Manuali di economia marxisti.
Francia, Agosto 2004
Manuali di economia marxisti.
Anche in Francia come in Italia libri di testo sotto accusa. Ma lì non sono i libri di storia, bensì quelli di economia e l’accusa non viene ( meglio veniva visto che la notizia risale al marzo scorso) dal ministero dell’istruzione bensì da quello dell’economia che giudica i testi scolastici “ marxisti”.Per questo ha proposto all’Istituto dell’Impresa, una specie di circolo che raggruppa esponenti del grande padronato francese, di far frequentare ai professori officine e laboratori e non i corsi di marxismo con cui normalmente si aggiornano. Chissà se questo ministro è sopravvissuto al rimpasto governativo successivo alla disfatta elettorale della destra alle regionali o se ha dovuto lasciare la carica, come ha fatto il ministro dell’educazione?
Tirate le somme del dibattito nazionale.
La commissione nazionale presieduta da Claude Thelot e incaricata di tirare le somme del grande dibattito nazionale sulla scuola svoltosi l’inverno passato ha finito i suoi lavori. Le conclusioni ancorché non ufficiali sono state anticipate da Le Monde. Nella sostanza le conclusioni propongono di tornare indietro sull’obiettivo dell’80% dei dicottenni diplomati di puntare invece sulla diffusione delle conoscenze fondamentali: il cosiddetto zoccolo comune costituito da lingua, matematica, educazione civica, inglese e nuove tecnologie. Si propone inoltre di istituire un Alto Consiglio dell’Educazione composto d personalitàestranee al sistema educativo. L’organizzazione della scuola dovrebbe articolarsi su tre cicli: dai 3 ai 7 anni, dagli 8 agli 11 e dai 12 ai 18, per attenuare le rotture tra i diversi gradi di scuola. I licei dovranno mantenere le tre filiere (generale, tecnologico e professionale) ma il primo anno dovrebbe essere uguale per tutti e gl’indirizzi dovrebbero essere scelti solo nel secondo anno. Viene proposta però anche una politica di “dicriminazione positiva” in cui il 25% dei crediti formativi sia determinato dalle caratteristiche dell’alunno e per cui nelle scuole più difficili la nomina del personale preveda il parere del preside e dove le scuole che risultano troppo segreganti vengano chiuse. Si propone anche un margine di autonomia pedagogica e finanziaria delle scuole pari all’8-10% del budget e la separazione di stato giuridico tra docenti e capi di istituto. La professione docente dovrebbe considerare anche quelle attività che vanno oltre l’insegnamento, con un aumento dell’orario ufficiale variante da 4 a 8 ore per sostegno e organi collegiali. Tutto questo lavoro dovrebbe mettere capo ad una legge di riforma prevista per il 2005.

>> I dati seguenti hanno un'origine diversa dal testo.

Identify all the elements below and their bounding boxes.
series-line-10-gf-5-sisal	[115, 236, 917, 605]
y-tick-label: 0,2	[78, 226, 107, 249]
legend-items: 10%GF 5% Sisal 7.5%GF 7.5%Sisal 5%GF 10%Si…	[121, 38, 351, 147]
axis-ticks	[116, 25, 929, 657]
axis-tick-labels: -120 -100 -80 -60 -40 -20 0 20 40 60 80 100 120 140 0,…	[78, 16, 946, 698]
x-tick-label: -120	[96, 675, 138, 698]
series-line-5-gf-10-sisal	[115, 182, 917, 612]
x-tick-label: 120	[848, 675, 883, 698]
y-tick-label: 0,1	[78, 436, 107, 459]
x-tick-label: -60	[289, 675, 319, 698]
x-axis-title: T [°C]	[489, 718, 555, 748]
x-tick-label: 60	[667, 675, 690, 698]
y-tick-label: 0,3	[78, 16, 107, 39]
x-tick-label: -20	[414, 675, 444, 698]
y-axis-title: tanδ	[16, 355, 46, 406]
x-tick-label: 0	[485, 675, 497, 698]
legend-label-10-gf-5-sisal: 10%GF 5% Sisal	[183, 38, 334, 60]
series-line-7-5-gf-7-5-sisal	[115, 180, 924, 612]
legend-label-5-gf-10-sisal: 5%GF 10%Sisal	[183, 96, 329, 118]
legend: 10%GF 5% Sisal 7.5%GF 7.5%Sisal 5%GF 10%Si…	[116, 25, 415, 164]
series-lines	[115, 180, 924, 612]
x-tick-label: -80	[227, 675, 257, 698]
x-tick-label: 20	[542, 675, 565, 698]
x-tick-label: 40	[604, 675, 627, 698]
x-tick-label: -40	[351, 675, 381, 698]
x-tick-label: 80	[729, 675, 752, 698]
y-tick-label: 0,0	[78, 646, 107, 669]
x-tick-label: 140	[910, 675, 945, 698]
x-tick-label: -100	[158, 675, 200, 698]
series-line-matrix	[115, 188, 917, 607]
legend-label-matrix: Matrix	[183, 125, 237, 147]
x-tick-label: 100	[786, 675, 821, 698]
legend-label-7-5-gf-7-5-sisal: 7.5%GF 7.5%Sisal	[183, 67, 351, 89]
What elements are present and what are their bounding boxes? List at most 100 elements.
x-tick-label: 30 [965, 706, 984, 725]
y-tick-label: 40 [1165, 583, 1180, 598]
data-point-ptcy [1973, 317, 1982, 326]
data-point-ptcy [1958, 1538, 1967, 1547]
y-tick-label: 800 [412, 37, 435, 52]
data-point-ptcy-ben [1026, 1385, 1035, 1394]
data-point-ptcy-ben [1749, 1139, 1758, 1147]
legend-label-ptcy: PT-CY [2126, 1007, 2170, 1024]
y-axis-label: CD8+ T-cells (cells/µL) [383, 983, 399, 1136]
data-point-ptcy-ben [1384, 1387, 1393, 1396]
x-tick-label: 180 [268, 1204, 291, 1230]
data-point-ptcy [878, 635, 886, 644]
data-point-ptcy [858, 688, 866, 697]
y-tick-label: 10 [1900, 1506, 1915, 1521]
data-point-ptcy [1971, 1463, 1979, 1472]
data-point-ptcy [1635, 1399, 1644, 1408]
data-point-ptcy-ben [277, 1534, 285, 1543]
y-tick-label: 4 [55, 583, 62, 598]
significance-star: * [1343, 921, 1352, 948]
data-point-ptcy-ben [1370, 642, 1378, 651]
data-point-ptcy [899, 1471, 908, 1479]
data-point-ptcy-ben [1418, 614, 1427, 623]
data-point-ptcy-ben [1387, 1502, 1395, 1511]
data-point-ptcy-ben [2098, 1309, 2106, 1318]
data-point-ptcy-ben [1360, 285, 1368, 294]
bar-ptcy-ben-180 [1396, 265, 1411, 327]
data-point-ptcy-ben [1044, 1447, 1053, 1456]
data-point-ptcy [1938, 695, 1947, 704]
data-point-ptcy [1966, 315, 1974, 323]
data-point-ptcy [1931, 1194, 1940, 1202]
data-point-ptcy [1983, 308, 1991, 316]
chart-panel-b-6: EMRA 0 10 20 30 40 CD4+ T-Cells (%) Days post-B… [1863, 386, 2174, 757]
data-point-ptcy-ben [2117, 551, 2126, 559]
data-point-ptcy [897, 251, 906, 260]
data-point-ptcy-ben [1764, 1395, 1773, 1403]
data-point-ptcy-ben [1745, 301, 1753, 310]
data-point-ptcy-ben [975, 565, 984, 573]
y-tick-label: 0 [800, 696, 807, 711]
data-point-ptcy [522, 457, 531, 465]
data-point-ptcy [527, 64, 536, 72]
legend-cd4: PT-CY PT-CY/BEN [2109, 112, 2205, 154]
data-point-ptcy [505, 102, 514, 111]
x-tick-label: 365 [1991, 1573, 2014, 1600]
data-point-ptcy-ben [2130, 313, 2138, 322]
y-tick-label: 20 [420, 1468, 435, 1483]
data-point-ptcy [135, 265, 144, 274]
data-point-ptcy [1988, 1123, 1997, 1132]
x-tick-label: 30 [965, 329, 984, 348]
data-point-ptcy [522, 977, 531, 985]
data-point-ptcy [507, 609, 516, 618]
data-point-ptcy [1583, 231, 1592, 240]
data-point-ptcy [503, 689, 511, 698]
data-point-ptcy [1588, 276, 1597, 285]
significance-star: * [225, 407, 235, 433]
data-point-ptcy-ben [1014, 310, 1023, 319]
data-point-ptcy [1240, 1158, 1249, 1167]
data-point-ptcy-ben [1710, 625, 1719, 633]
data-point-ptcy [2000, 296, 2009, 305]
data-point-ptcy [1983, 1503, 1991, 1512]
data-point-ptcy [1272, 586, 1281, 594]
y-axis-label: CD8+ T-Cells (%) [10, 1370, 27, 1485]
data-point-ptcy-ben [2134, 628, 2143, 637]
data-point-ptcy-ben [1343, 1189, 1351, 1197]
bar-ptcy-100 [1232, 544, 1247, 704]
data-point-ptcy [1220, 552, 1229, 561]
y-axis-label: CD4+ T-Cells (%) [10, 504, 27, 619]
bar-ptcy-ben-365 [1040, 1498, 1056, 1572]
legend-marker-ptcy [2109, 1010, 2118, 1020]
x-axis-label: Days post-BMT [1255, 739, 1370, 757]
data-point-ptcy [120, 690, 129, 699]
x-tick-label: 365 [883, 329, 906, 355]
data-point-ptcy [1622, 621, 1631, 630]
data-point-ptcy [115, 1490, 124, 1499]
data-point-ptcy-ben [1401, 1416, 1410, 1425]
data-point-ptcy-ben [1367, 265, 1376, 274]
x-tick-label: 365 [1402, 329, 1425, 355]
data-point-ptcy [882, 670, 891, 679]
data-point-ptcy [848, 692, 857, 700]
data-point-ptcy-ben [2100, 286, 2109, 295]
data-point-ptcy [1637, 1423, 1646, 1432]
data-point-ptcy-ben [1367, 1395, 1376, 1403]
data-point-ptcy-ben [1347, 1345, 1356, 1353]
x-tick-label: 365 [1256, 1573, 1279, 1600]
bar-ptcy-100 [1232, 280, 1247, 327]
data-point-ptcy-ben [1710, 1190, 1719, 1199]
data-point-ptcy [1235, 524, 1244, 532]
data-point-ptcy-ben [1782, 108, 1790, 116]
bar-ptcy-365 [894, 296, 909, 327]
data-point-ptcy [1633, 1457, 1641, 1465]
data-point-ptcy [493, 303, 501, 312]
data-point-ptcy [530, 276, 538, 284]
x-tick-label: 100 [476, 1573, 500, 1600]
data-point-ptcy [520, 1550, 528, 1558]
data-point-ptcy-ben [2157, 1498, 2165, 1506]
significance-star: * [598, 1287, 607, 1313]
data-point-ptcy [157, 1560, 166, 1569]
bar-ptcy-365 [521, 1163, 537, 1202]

Settimana di quattro giorni.
La Francia è l’unico paese a praticare nella scuola primaria la settimana di quattro giorni: la praticano circa un terzo delle scuole. E questa “fantasia” viene criticata dalla aggiorna degli studiosi che la imputano più agli interessi degli insegnanti che a quelli dei bambini, in quanto aumenta i ritmi di apprendimento dei singoli bambini. Per questo in alcune zone la “settimana corta” è stata compensata iniziando le lezioni alla fine di agosto e terminandole un po’ dopo la metà di giugno, ma per lo più il taglio si scarica su un aggravio di frequenza giornaliero. In Francia infatti si devono fare936 ore di lezione all’annoe si tratta di una delle quote più alte a livello europeo insieme ad Italia (980) e Paesi Bassi (940) e non vi è neppure una differenza tra le diverse età: dalla materna alla primaria tutti, bimbi e docenti, fanno 26 ore settimanali. La decisione se ridurre o meno le giornate viene presa dall’ispettore periferico su proposta del consiglio della scuola, ma si è già visto che dopo averla sperimentata difficilmente viene smontata anche quando ispettori ed amministrazioni periferiche non sono d’accordo.
Ma studiare serve a lavorare?
L’occupazione di giovani neodiplomati è incredibilmente crollata nel pese d’oltralpe. Il tasso di occupazione dei diplomati del liceo è passato dal 69,8% nel 2002 al 57,8% nel 2003. 12% in meno, ma peggio va coloro che hanno solo una qualifica professionale che crollano del 13%, mentre i diplomi professionali crollano del 10%. Va un po’ meglio agli apprenditi che frequentano i corsi in alternanza: il loro tasso è sceso “appena” dal 75,9% al 69,2%. Secondo i commentatori incide su questo crollo l’abolizione del programma diimpieghi giovanilia suo tempo avviato dai governi socialisti e bloccato dalla destra. Unico dato positivo lo scarto tra il tasso di inserimento maschile e quello femminile che è passato dal 6,3% al 3,7%.